A structured set of objections, weighed in public.

Desk editor's note, referee report, simulated authors' rebuttal, and a circularity audit. Tearing a paper down is the easy half of reading it; the pith above is the substance, this is the friction.

Desk Editor's Note private letter to a colleague

The paper shows synthetic data augmentation gives measurable WER gains for Hindi, Kannada, and Telugu ASR when mixed with real recordings, with the gains varying by script source, TTS model, and voice count.

read the letter

The central result is that adding synthetic speech to real data improves ASR for these three languages, and the improvement changes with the script source, the synthesis model, and how many cloned voices are used. The experiments keep total training duration fixed and evaluate on held-out test sets, which makes the comparisons direct.

The work is mostly an application of existing augmentation ideas to new languages rather than a new method. What it adds is the systematic check on voice count and the three specific Indic languages. The ablations are useful for anyone who has to decide how to generate synthetic data in practice.

The main limitation is that the gains are incremental and language-specific. Nothing here changes the broader picture of how synthetic data works in ASR. If the full numbers show small deltas without error bars or statistical tests, the practical takeaway stays modest. The assumption that the synthetic audio is close enough in distribution to real speech is handled by the controlled design, but domain mismatch could still explain part of the effect.

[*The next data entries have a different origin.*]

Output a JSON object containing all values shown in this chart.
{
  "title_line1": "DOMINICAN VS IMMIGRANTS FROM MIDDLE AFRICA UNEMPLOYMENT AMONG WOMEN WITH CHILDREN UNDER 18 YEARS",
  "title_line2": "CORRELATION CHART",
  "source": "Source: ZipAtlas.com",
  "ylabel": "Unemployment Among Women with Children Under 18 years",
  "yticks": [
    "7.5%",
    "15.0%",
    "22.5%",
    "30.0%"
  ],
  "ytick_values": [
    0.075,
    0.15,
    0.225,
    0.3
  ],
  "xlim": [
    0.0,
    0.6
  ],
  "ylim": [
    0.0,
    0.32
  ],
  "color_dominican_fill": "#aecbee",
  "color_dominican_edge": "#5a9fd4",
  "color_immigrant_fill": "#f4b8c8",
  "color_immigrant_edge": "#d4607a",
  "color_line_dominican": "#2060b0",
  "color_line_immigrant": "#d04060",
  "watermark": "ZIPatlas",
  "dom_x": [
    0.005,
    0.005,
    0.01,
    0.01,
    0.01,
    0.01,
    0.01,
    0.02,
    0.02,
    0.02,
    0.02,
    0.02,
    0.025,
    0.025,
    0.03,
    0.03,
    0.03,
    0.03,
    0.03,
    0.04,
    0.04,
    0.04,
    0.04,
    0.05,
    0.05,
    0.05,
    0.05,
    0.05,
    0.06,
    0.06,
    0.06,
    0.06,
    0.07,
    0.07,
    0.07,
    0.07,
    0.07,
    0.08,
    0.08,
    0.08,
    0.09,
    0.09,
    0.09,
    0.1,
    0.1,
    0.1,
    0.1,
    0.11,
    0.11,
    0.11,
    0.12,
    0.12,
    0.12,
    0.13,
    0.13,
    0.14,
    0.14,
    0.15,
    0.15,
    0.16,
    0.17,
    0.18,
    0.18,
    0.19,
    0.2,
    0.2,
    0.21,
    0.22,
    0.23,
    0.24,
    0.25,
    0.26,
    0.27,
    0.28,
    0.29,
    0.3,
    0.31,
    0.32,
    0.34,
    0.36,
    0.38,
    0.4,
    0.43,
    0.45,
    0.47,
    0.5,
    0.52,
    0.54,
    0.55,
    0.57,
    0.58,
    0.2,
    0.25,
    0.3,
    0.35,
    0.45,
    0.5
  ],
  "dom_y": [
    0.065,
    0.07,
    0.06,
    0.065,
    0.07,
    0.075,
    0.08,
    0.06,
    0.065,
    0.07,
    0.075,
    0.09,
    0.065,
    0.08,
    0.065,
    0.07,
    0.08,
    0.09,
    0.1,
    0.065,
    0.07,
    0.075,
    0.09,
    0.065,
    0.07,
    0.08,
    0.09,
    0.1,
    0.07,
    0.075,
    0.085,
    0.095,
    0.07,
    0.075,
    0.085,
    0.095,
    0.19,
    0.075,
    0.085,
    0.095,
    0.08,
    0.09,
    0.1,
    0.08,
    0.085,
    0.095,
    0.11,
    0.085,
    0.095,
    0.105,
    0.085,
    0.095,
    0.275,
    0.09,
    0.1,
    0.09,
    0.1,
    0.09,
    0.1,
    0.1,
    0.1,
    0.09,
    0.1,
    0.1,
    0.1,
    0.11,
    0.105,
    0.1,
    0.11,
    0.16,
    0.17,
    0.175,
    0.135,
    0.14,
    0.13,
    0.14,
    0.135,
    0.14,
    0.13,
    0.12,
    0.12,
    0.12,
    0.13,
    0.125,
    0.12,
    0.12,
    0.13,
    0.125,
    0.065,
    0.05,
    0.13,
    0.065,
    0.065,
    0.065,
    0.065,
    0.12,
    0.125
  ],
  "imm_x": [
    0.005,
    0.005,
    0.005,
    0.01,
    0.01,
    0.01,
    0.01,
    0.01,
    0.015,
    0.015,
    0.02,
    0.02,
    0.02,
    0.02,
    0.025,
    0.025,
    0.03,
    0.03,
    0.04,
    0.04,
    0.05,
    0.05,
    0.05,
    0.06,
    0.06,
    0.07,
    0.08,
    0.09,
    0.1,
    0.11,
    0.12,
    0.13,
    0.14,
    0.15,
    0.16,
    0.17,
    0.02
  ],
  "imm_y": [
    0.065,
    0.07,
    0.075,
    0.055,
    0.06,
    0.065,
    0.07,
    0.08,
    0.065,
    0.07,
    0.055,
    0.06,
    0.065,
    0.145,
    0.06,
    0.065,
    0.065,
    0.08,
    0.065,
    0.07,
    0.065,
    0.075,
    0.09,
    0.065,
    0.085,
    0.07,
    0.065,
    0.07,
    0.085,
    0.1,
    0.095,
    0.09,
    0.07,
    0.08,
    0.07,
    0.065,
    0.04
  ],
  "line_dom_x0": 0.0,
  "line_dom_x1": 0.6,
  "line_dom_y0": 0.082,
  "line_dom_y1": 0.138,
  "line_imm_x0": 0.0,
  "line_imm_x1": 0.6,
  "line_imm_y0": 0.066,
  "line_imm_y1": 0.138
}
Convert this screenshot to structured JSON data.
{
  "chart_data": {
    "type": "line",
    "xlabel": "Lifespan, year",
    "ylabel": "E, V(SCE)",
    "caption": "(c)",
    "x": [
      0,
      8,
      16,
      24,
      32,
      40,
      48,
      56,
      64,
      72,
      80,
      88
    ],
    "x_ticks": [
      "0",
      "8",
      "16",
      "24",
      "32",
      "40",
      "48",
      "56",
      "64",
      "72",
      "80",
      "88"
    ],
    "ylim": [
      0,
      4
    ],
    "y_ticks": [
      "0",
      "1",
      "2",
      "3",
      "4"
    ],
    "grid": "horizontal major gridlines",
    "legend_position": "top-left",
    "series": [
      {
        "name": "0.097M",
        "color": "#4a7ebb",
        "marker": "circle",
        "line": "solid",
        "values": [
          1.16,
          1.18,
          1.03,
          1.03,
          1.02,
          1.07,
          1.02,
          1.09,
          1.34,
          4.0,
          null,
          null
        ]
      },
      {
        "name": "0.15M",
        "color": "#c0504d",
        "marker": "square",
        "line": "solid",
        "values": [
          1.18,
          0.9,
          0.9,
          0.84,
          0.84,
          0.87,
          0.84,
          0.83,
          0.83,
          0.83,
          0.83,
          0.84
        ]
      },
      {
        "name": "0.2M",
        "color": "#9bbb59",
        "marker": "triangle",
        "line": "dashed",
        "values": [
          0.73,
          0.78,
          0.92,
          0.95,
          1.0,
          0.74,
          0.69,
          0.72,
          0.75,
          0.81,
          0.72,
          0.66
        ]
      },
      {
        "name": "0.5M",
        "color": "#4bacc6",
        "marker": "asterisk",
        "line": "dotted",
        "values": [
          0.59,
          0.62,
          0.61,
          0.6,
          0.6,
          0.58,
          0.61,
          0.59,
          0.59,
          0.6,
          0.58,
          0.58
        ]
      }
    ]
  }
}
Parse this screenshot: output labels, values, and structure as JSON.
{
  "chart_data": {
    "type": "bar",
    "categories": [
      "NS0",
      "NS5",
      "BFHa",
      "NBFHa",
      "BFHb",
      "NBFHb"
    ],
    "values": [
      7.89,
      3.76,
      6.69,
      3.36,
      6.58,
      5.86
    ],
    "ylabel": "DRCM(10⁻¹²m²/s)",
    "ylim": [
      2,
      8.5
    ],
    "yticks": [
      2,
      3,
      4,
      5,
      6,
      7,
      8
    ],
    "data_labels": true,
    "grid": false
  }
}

This is the kind of paper that matters for groups building ASR for low-resource Indic languages. It gives concrete data points on what choices in data generation actually move the needle. It is worth sending to peer review because the experimental controls are clear and the question is practically relevant, even if the novelty is limited.

Referee Report

0 major / 2 minor

Summary. The manuscript empirically evaluates the effectiveness of augmenting real speech recordings with synthetic speech data for fine-tuning ASR models in Hindi, Kannada, and Telugu. It reports WER improvements on held-out test sets from controlled mixtures of real and synthetic data, with ablations examining variation by script source, synthesis model, and number of cloned voices, while controlling for total training duration.

Significance. If the reported WER deltas hold under the described controls, the work supplies practical, language-specific guidance on synthetic data augmentation for low-resource Indic ASR. The design isolates augmentation effects via real-only baselines and explicit duration matching, addressing the distribution-similarity assumption noted in the review. This is a useful contribution to multilingual ASR data strategies.

minor comments (2)

The abstract describes the experimental factors but does not report any quantitative WER deltas, confidence intervals, or statistical tests; adding one or two key numerical results would improve the standalone readability of the abstract.
Section headings and figure captions would benefit from explicit cross-references to the specific language and ablation (e.g., “Hindi, script-source ablation”) to help readers navigate the multi-language results.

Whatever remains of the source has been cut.